Posted to the Ethnos Project by on August 28th, 2014

For over 25,000 years, the land around Ballarat, Geelong and the Bellarine Peninsula has been inhabited by the Wathaurung people. Traditionally, important cultural knowledge was passed down the generations through word of mouth. Today, a simple yet groundbreaking piece of mapping software is allowing the Wathaurung to pinpoint and record sites of importance in order to manage and preserve them for future generations.

Sue Marshall is the director of the Sir Zelman Cowen Centre at Victoria University. She says the university decided to get involved after a piece of research identified the lack of independence Traditional Owners had in mapping and managing their cultural heritage.

She says after gaining a William Buckland Foundation grant, the university partnered with technology company Iconix to develop a mapping database system – or geographic information system – that would let indigenous people take control of those significant sites.

“We worked with the Wathaurung to really refine the software to the needs of a community, including permissions for different people to have access to the information, the kind of maps that could be produced and the kind of cultural artefacts that could be recorded.

“And at the same time, the reason a university is involved is because it was about training people in skills that they could use in so many different ways.”

Sue says the project has been a success and the Wathaurung no longer need the assistance of the university.
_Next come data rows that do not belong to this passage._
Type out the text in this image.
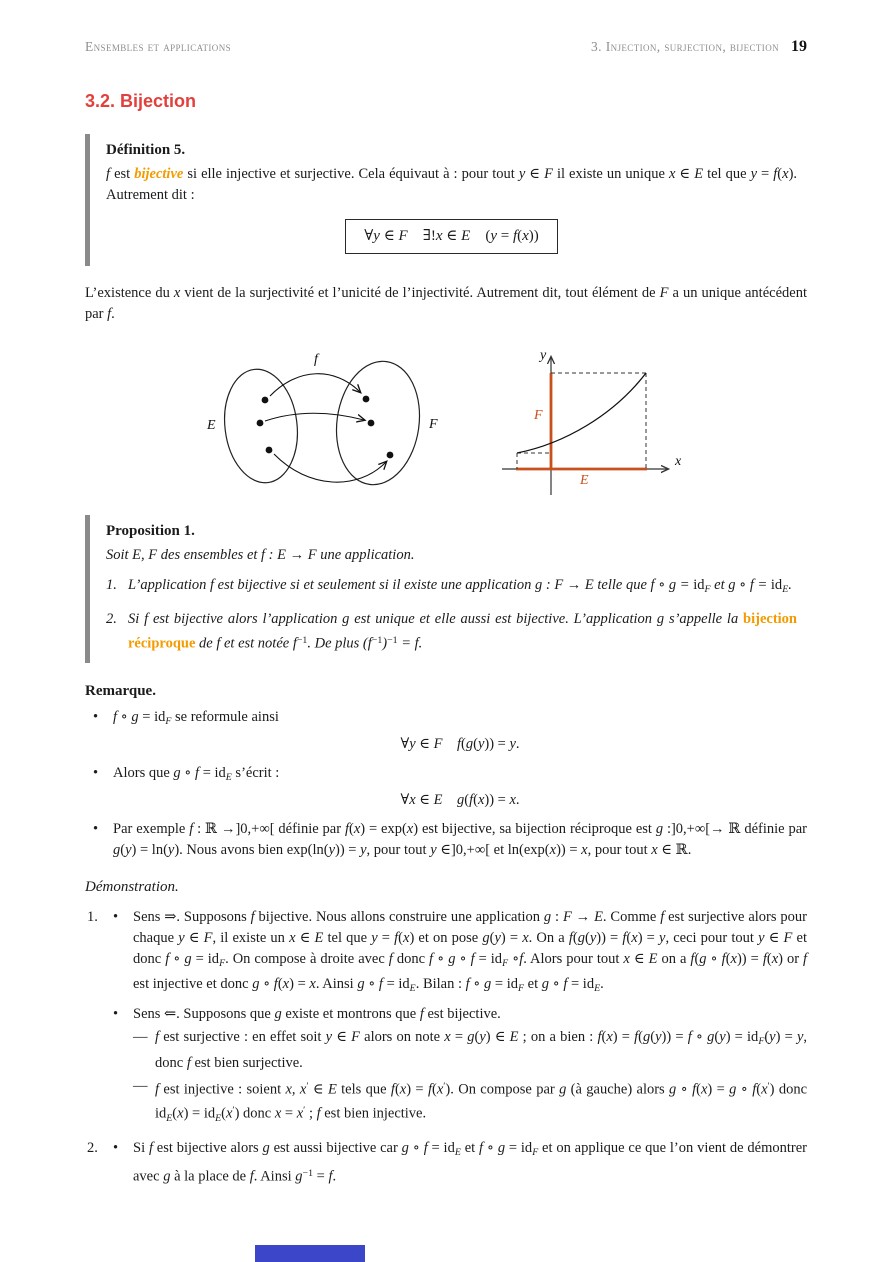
Ensembles et applications	3. Injection, surjection, bijection 19
3.2. Bijection
Définition 5.
f est bijective si elle injective et surjective. Cela équivaut à : pour tout y ∈ F il existe un unique x ∈ E tel que y = f(x). Autrement dit :
∀y ∈ F ∃!x ∈ E (y = f(x))
L’existence du x vient de la surjectivité et l’unicité de l’injectivité. Autrement dit, tout élément de F a un unique antécédent par f.
f
E	F
y
x
F
E
Proposition 1.
Soit E, F des ensembles et f : E → F une application.
1. L’application f est bijective si et seulement si il existe une application g : F → E telle que f ∘ $g = id_F$ et g ∘ $f = id_E$.
2. Si f est bijective alors l’application g est unique et elle aussi est bijective. L’application g s’appelle la bijection réciproque de f et est notée $f^{-1}$. De plus $(f^{-1})^{-1} = f$.
Remarque.
•	f ∘ $g = id_F$ se reformule ainsi
∀y ∈ F  f(g(y)) = y.
•	Alors que g ∘ $f = id_E$ s’écrit :
∀x ∈ E  g(f(x)) = x.
•	Par exemple f : ℝ →]0,+∞[ définie par f(x) = exp(x) est bijective, sa bijection réciproque est g :]0,+∞[→ ℝ définie par g(y) = ln(y). Nous avons bien exp(ln(y)) = y, pour tout y ∈]0,+∞[ et ln(exp(x)) = x, pour tout x ∈ ℝ.
Démonstration.
1.	•	Sens ⇒. Supposons f bijective. Nous allons construire une application g : F → E. Comme f est surjective alors pour chaque y ∈ F, il existe un x ∈ E tel que y = f(x) et on pose g(y) = x. On a f(g(y)) = f(x) = y, ceci pour tout y ∈ F et donc f ∘ $g = id_F$. On compose à droite avec f donc f ∘ g ∘ $f = id_F$ ∘f. Alors pour tout x ∈ E on a f(g ∘ f(x)) = f(x) or f est injective et donc g ∘ f(x) = x. Ainsi g ∘ $f = id_E$. Bilan : f ∘ $g = id_F$ et g ∘ $f = id_E$.
•	Sens ⇐. Supposons que g existe et montrons que f est bijective.
— f est surjective : en effet soit y ∈ F alors on note x = g(y) ∈ E ; on a bien : f(x) = f(g(y)) = f ∘ $g(y) = id_F(y) = y$, donc f est bien surjective.
— f est injective : soient x, x′ ∈ E tels que f(x) = f(x′). On compose par g (à gauche) alors g ∘ f(x) = g ∘ f(x′) donc $id_E(x) = id_E(x')$ donc x = x′ ; f est bien injective.
2.	•	Si f est bijective alors g est aussi bijective car g ∘ $f = id_E$ et f ∘ $g = id_F$ et on applique ce que l’on vient de démontrer avec g à la place de f. Ainsi $g^{-1} = f$.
She says the program – that can be used on a tablet device – has won two awards, including a City of Ballarat and National Trust of Australia heritage award.

“From our research, it’s really the first time that a work to preserve cultural heritage has won what we would call a mainstream heritage award, where the word ‘heritage’ is now defined as something that extends beyond settlement of white people in Australia.”

Sean Fagan is a Wathaurung Traditional Owner and cultural heritage projects officer with the Wathaurung Aboriginal Corporation.

He says the technology – called CrestSX – is enabling the Wathaurung to map their country, control their own information and encrypt it so only certain people – for example, male or female elders – can access that information.

“Not only sites that were pre-contact with Europeans but sites that are happening now and events that are happening now, so it’s a work in progress, and we’d like to include more things like oral histories and things into it.”

He says this will allow them to let land managers – such as Parks Victoria and catchment management authorities – know what’s out there and how to manage it.

There are cultural heritage sites scattered all over the area, some more obvious than others. A towering red gum erupts from the the middle of a bushy residential street in Buninyong. The tree is hundreds of years old and was a gathering place for the Wathaurung – or Wada wurrung – people.

Sean says it was a corroboree tree, where things like dances and trade may have taken place.

The tree is showing its age in places, so Sean is not only using the mapping software to identify the site, but to track its condition and management by recording its details and taking photos.

Sean says there’s been interest from all Traditional Owner groups in Victoria in the technology, as well as from further afield.
“I recently went up to the World Indigenous Network Conference in Darwin and compared it with some of the other systems that were being used across Australia and the world, and there’s nothing out there anything like this.”